Research and development
The research-based pharmaceutical sector is one of the most innovative in the world, saving millions of lives. Literally billions of dollars are spent every year developing the drugs to combat HIV/AIDS, diabetes, cancer and other serious illnesses. More than software and computer services and other high tech industries. The effort is mammoth: of over 7,000 compounds under researcher’s microscopes in 2015, 56 were launched as new medicines.
Economic footprint
The report is built around three sections. The first deep-dives into statistics on the scale of pharmaceutical innovation. The second looks at the global health landscape and looks at increased life expectancy, decreased infant mortality and the scale of the budgetary burdens of aging populations.
Finally, the economic footprint of the pharmaceutical industry is quantified as positively affecting society and economic growth: from the 40% of the industry’s jobs created by IFPMA members alone, to the market expansion in “pharmerging” countries, to the global brand spending forecasted to reach $815 billion by 2021.
Positive progress
The research-based pharmaceutical industry has a unique role developing new and improved medicines to prevent and treat diseases.

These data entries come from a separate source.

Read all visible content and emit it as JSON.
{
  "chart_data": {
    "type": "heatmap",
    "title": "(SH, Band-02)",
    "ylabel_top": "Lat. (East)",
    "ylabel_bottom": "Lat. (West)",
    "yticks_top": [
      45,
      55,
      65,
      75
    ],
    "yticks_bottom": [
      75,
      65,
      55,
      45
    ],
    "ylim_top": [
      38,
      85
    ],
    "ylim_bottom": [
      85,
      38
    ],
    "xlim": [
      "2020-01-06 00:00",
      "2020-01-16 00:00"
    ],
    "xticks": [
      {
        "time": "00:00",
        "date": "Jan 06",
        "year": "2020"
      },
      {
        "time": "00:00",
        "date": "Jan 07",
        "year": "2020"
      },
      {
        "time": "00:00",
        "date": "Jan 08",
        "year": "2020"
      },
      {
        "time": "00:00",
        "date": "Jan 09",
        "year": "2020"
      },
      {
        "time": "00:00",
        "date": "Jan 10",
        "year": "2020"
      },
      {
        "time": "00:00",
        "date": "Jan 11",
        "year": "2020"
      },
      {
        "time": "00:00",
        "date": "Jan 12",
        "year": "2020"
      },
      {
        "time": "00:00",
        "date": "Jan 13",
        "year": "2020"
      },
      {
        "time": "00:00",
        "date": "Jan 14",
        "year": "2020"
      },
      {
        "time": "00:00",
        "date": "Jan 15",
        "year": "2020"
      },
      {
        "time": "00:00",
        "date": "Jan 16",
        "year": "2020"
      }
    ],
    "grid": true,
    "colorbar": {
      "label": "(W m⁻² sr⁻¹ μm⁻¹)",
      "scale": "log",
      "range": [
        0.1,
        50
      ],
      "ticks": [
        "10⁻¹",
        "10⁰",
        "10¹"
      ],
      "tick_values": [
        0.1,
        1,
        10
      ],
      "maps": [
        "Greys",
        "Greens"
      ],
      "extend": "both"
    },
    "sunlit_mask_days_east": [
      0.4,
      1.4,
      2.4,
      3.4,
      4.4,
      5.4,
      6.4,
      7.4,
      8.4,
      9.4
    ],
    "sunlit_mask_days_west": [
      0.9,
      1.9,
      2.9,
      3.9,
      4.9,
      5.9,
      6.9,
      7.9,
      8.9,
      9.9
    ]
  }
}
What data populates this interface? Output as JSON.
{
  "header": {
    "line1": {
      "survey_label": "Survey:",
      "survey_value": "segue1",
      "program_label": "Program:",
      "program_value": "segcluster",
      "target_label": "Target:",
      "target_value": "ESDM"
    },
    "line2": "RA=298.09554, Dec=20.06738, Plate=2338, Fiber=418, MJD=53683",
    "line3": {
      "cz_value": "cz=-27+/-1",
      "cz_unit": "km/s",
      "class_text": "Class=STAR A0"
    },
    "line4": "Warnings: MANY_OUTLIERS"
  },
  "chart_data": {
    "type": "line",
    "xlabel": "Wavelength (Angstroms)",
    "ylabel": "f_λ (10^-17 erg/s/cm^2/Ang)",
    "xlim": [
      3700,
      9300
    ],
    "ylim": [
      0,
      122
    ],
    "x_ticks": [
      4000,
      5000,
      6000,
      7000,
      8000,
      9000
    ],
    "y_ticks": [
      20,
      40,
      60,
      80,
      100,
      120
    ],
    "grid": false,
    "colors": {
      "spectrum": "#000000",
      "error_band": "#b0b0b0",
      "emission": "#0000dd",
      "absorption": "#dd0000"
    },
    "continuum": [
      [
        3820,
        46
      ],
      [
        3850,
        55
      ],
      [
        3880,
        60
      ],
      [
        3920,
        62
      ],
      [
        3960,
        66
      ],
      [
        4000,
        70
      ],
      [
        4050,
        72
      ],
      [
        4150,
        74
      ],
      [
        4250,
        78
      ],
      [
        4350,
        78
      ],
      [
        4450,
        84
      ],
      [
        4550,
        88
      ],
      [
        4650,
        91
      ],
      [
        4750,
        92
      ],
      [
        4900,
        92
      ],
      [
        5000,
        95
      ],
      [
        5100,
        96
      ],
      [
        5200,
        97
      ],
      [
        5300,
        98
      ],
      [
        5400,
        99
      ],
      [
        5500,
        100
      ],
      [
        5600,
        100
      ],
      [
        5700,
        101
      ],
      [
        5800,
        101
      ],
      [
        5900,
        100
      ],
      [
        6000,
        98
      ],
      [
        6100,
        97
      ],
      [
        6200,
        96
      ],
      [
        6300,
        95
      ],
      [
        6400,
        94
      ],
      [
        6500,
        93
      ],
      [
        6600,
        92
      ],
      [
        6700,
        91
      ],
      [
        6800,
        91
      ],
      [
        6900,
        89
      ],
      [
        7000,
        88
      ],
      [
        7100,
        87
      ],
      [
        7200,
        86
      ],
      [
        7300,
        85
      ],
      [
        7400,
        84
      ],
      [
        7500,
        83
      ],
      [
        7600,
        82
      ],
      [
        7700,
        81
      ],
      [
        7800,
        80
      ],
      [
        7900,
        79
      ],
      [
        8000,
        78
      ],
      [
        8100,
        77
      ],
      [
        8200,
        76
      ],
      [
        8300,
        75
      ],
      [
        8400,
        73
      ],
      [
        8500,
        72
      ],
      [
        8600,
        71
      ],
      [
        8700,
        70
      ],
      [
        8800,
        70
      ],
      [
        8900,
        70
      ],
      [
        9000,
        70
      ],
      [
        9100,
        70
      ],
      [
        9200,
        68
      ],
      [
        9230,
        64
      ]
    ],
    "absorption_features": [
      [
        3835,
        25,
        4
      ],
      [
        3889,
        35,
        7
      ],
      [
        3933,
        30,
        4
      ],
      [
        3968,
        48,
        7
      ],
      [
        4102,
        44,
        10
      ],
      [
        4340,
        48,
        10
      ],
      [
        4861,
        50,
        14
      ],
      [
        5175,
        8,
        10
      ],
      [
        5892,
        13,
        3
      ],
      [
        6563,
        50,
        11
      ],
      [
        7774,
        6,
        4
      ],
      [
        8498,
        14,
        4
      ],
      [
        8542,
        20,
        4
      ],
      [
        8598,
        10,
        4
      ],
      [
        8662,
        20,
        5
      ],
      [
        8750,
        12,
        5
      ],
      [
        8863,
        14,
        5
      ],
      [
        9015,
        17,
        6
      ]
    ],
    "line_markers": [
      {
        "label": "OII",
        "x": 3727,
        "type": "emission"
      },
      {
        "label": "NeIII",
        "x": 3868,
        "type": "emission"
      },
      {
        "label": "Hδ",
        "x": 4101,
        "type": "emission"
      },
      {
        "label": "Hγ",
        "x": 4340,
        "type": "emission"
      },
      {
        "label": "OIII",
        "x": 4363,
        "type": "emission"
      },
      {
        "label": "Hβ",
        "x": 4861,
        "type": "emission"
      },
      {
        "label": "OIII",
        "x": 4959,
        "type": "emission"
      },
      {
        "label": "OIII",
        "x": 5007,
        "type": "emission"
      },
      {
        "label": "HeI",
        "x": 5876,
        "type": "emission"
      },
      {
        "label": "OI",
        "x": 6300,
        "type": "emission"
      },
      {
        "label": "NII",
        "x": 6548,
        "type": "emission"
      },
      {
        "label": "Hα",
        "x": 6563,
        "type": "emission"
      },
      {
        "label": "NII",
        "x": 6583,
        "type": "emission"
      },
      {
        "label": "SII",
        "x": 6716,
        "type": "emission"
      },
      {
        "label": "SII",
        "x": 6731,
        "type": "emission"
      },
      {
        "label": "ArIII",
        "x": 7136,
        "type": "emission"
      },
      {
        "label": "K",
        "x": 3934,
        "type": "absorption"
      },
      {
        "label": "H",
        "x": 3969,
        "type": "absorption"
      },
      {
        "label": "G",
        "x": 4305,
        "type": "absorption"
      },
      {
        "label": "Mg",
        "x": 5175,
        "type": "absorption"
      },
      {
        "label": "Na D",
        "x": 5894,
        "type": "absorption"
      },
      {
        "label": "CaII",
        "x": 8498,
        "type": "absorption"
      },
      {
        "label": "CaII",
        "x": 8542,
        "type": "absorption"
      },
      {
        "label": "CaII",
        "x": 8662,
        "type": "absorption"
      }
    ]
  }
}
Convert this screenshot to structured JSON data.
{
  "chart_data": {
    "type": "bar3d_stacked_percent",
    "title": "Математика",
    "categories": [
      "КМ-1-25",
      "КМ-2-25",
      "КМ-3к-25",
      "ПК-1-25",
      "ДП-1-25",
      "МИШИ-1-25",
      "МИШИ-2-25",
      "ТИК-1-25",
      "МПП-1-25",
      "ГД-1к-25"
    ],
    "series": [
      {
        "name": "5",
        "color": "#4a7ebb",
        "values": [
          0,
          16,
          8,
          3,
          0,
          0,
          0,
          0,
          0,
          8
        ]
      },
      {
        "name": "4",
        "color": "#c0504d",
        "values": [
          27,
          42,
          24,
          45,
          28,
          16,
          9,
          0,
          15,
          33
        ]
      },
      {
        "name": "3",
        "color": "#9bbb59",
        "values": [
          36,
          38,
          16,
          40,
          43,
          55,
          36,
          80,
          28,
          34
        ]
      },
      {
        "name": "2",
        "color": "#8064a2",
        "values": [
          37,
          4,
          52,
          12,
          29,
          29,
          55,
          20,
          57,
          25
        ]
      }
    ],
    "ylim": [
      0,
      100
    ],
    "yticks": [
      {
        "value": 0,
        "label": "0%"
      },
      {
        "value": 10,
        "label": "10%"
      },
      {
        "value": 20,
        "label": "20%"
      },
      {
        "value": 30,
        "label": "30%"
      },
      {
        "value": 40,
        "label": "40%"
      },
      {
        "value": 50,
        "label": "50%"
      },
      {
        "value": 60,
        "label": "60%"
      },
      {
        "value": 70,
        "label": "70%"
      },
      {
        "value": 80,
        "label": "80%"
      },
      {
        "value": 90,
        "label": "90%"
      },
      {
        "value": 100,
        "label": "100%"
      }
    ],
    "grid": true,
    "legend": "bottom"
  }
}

Five-hundred million people have been immunised since the turn of the century. Deaths from measles were down 79% between 2000-2014. HIV/AIDS related deaths have more than halved between 2005 and 2015, thanks to new treatments and better access for patients.
Strategic alliances
With results like this, we demonstrate our ongoing commitment to foster innovation, advance global health, and build strong strategic alliances across the world that benefit the whole of society. As an advocacy tool, this compendium of facts demonstrates that the pharmaceutical industry is here to improve the health of our populations and support the efficacy of our healthcare systems, working as one of the combination of vital actors needed at the global health table.
IFPMA members can bring the R&D and scaled outputs needed for us to be greater than the sum of our parts when we work together with systems and policy makers, to bring better healthcare to patients around the world.
Global health community
This is an exciting, quantifiable moment for healthcare advances, but the pharmaceutical industry must at the same time keep looking forward, constantly rethinking how to maximise positive impacts. This means continuing to work together with the other actors in the global health community, while doing what we do best: analysing the changes in patients’ needs and responding with new medicines to keep society healthy.
Rise in personalised medicine
For example, we will see a continuing rise in biotheraputics and personalised treatment as a proportion of all new drugs launched, as just one example of a responsive trend in the pharmaceutical pipeline.
Epidemic threat
As the industry also works together to become better prepared for global health threats and epidemics like Ebola and pandemic influenza, scientists, manufacturers and governmental institutions will all need to continue to join forces to develop, test, and introduce new medicines and vaccines to save lives.